The government of Switzerland is placing more emphasis on integration as a key factor in granting Swiss residency permits. Some of the basic requirements include respecting public security and order, upholding the values of the constitution, and speaking one of the official national languages to the required level.
Many wonder why such a change is abruptly introduced, the decision was made by the Swiss parliament, which decided to revise the ‘foreigners law.’ The changes mean that long term C-permits will only be given to law-abiding citizens who demonstrate the ability to integrate successfully.
Those who currently hold a C-permit are not immune, they are liable to have it taken away if they violate public law and order, or become reliant on social benefits on a long-term basis.

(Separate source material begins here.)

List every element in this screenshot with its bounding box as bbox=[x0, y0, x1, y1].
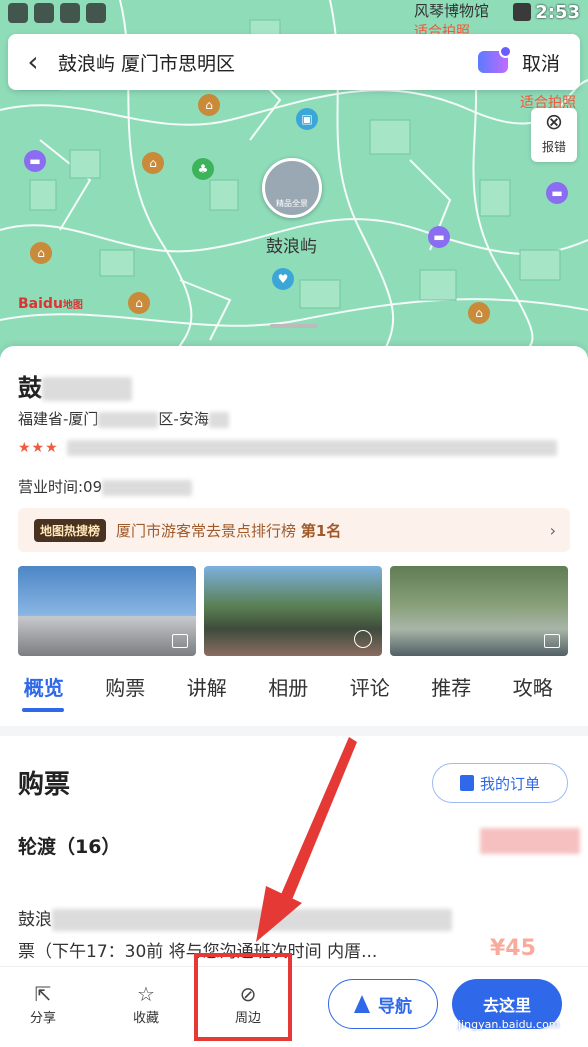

Furthermore current C-permit holders who have a residency right for more than 15 years could have their permit revoked entirely or downgraded to a medium B permit if they are not demonstrating that they are law abiding citizens.
“The new foreigners and integration law does not lay down how a model Swiss citizen should be, it simply defines among other things under what circumstances a residence permit can be obtained,” said Lukas Rieder spokesman for the State Secretariat for Migration.

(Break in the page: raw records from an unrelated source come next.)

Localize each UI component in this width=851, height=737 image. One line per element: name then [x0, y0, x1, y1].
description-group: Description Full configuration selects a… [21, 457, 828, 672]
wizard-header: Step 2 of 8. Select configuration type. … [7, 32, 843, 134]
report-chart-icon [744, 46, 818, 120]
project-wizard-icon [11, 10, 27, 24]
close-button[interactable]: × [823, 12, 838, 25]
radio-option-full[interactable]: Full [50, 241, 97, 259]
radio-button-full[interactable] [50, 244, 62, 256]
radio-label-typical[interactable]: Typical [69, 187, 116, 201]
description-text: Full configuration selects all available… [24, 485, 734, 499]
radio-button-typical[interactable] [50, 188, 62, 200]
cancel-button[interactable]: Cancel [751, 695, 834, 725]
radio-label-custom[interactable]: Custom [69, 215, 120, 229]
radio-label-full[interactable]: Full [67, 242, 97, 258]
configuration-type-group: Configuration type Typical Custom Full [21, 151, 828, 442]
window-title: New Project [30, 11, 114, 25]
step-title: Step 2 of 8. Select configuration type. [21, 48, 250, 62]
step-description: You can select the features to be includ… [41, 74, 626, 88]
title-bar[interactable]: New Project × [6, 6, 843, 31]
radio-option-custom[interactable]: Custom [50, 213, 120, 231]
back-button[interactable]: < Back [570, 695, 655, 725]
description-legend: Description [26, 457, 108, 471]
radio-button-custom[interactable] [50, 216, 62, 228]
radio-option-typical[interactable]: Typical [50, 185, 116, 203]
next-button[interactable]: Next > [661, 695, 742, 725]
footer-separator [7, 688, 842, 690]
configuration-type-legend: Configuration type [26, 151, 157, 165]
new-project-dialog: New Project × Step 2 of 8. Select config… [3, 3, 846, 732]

Some might question what values constitute to being a law-abiding citizen. Rieder says that the Swiss cabinet has more serious issues in mind including whether you are currently facing legal proceedings, owe debt, or have generally done something that requires you being put on record.
Among the key values for integration is respecting and upholding the constitution, Rieder says this includes basic values such as sexual equality, freedom of religion, all people being equal before the law and the right to personal freedom, along with freedom of opinion and information and the right to privacy.
Family reunification procedures will also have more stringent requirements; those who are dependant on social security benefits will not be allowed to have their family join them if they draw more social security benefits.
Currently those allowed to bring family members into Switzerland are only allowed to do so after three years, these conditions will remain. Additionally they will be required to have enough space for accommodation and not depend entirely on social welfare.
By revamping the foreigners’ law, politicians hope to encourage more people to integrate and feel part of the Swiss society. Integration will also help refugees, people with temporary permits, and asylum seekers to feel included and part of the Swiss society.